Записки ровесника | страница 43



Мы же читали в подлиннике, никак не адаптированными, Гете, Шиллера, Гейне, Шпильгагена — и нам комментировали их произведения. Пусть эти комментарии были подчас излишне прямолинейны, излишне почтительны по отношению к классике вообще и конкретно к  н е м е ц к и м  классикам, пусть не отличались они научной проницательностью и глубиной — что за беда: для нашего ничтожного возраста и такое толкование было открытием, и каким! Подумайте, как это великолепно: к а ж д ы й  д е н ь  уяснять себе частицу нового, и не того обязательного «нового», что растолковывают в детском саду или начальной школе — то шло само собой, но никак не было главным, — а чего-то такого, что лежит далеко за границами привычного детского мира, что является общепризнанным. Не молочные зубы — настоящие! Тут и чистое познание — запаса хватит на годы, — тут и сообщение малышу некоего поступательного стремления: «разгонится», войдет во вкус и, того и гляди, не сможет потом представить своего будущего без такого вот каждодневного открытия…

Совершенно неизгладимое впечатление произвели на меня тогда личность, поступки, речи шиллеровского героя Вильгельма Телля, особенно же достоинство, с которым Телль, отвергнув такую простую, такую «логичную» возможность солгать, отвечает на вопрос тирана Геслера о том, что сделал бы он со второй стрелой, если бы первой поразил не яблоко на голове сына, а самого мальчика. Для чего держал он вторую стрелу наготове?

                   Т е л л ь
Стрелою этой я пронзил бы… вас,
Когда б случайно я попал в ребенка.
И знайте: тут бы я не промахнулся.

Я и сейчас не могу без волнения читать эти гордые строки.
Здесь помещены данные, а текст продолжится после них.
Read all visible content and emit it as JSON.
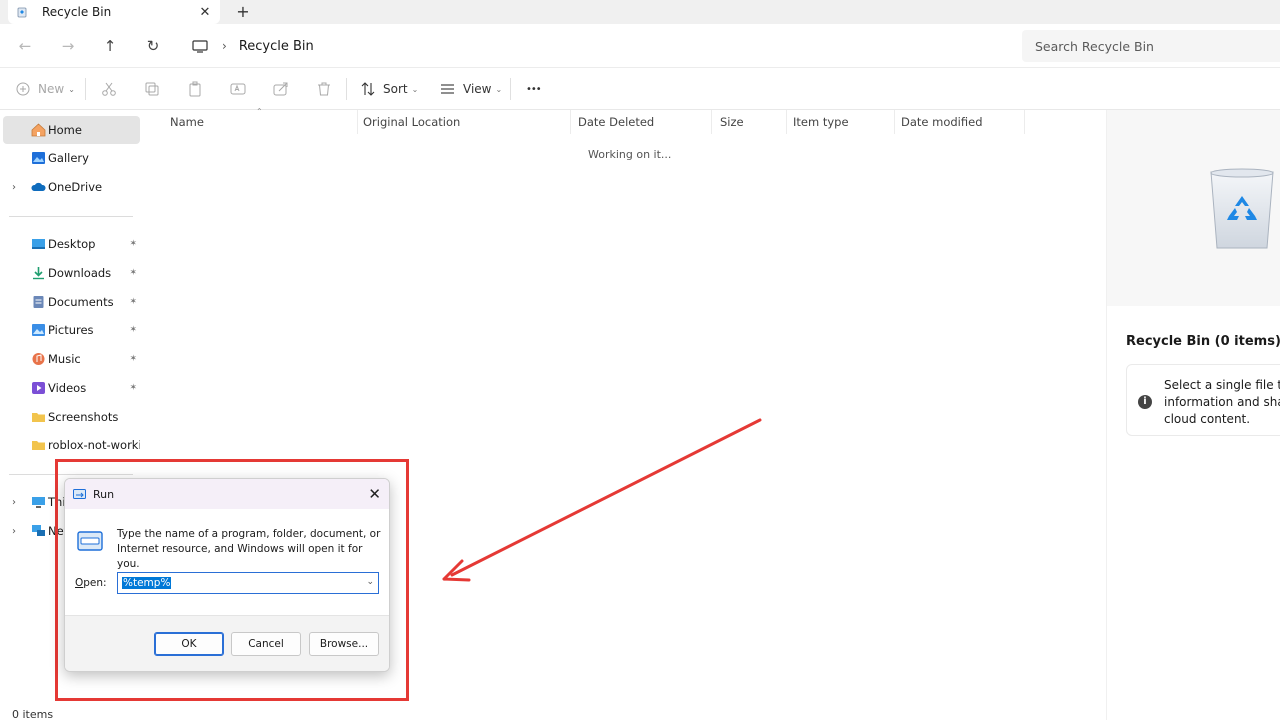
{
  "tab": {
    "title": "Recycle Bin",
    "close": "✕",
    "new_tab": "+"
  },
  "nav": {
    "back": "←",
    "forward": "→",
    "up": "↑",
    "refresh": "↻"
  },
  "address": {
    "separator": "›",
    "crumb": "Recycle Bin"
  },
  "search": {
    "placeholder": "Search Recycle Bin"
  },
  "toolbar": {
    "new_label": "New",
    "sort_label": "Sort",
    "view_label": "View",
    "more": "•••",
    "caret": "⌄"
  },
  "sidebar": {
    "items": [
      {
        "label": "Home",
        "icon": "home-icon"
      },
      {
        "label": "Gallery",
        "icon": "gallery-icon"
      },
      {
        "label": "OneDrive",
        "icon": "onedrive-icon"
      },
      {
        "label": "Desktop",
        "icon": "desktop-icon"
      },
      {
        "label": "Downloads",
        "icon": "downloads-icon"
      },
      {
        "label": "Documents",
        "icon": "documents-icon"
      },
      {
        "label": "Pictures",
        "icon": "pictures-icon"
      },
      {
        "label": "Music",
        "icon": "music-icon"
      },
      {
        "label": "Videos",
        "icon": "videos-icon"
      },
      {
        "label": "Screenshots",
        "icon": "folder-icon"
      },
      {
        "label": "roblox-not-working",
        "icon": "folder-icon"
      },
      {
        "label": "Thi",
        "icon": "this-pc-icon"
      },
      {
        "label": "Net",
        "icon": "network-icon"
      }
    ],
    "chevron": "›",
    "pin": "📌"
  },
  "columns": [
    "Name",
    "Original Location",
    "Date Deleted",
    "Size",
    "Item type",
    "Date modified"
  ],
  "list": {
    "status_text": "Working on it..."
  },
  "details": {
    "title": "Recycle Bin (0 items)",
    "info_icon": "i",
    "info_lines": [
      "Select a single file to",
      "information and share",
      "cloud content."
    ]
  },
  "status_bar": {
    "items": "0 items"
  },
  "run_dialog": {
    "title": "Run",
    "close": "✕",
    "description": "Type the name of a program, folder, document, or Internet resource, and Windows will open it for you.",
    "open_label_prefix": "O",
    "open_label_rest": "pen:",
    "input_value": "%temp%",
    "dropdown_caret": "⌄",
    "ok_label": "OK",
    "cancel_label": "Cancel",
    "browse_label": "Browse..."
  },
  "colors": {
    "accent": "#0078d7",
    "highlight": "#e53935"
  }
}
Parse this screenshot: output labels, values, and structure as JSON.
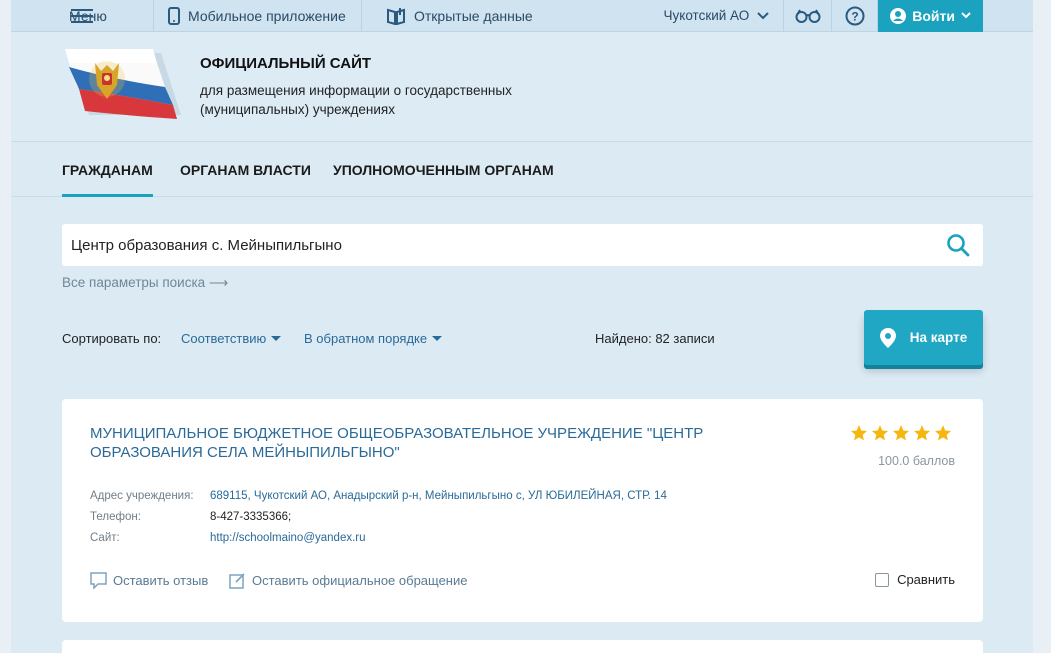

И я, конечно же, ненавидел Геслера, этого изувера, этого чужака-немца, навязывавшего вольнолюбивому народу поклонение перед пославшими его сюда, перед собой, перед своей шляпой… И конечно же радовался, когда стрела Телля благополучно попала в цель и в первый, и во второй раз — сразив тирана. А когда десять лет спустя после того, как мы прочли «Вильгельма Телля», мир был потрясен звериной жестокостью других, ультрасовременных немцев, подобно Геслеру, сеявших мрак в соседних странах, для меня их действия не были особенным открытием: великий немецкий писатель рассказал о такой возможности мальчугану из далекой России, предупредил меня…

Евгения Павловна на немецком языке — по-русски мы с ней вообще не говорили — готовила нас к поступлению в школу по всем предметам; это благодаря ее урокам я поступил сразу в третий класс: на одном чтении далеко не уедешь.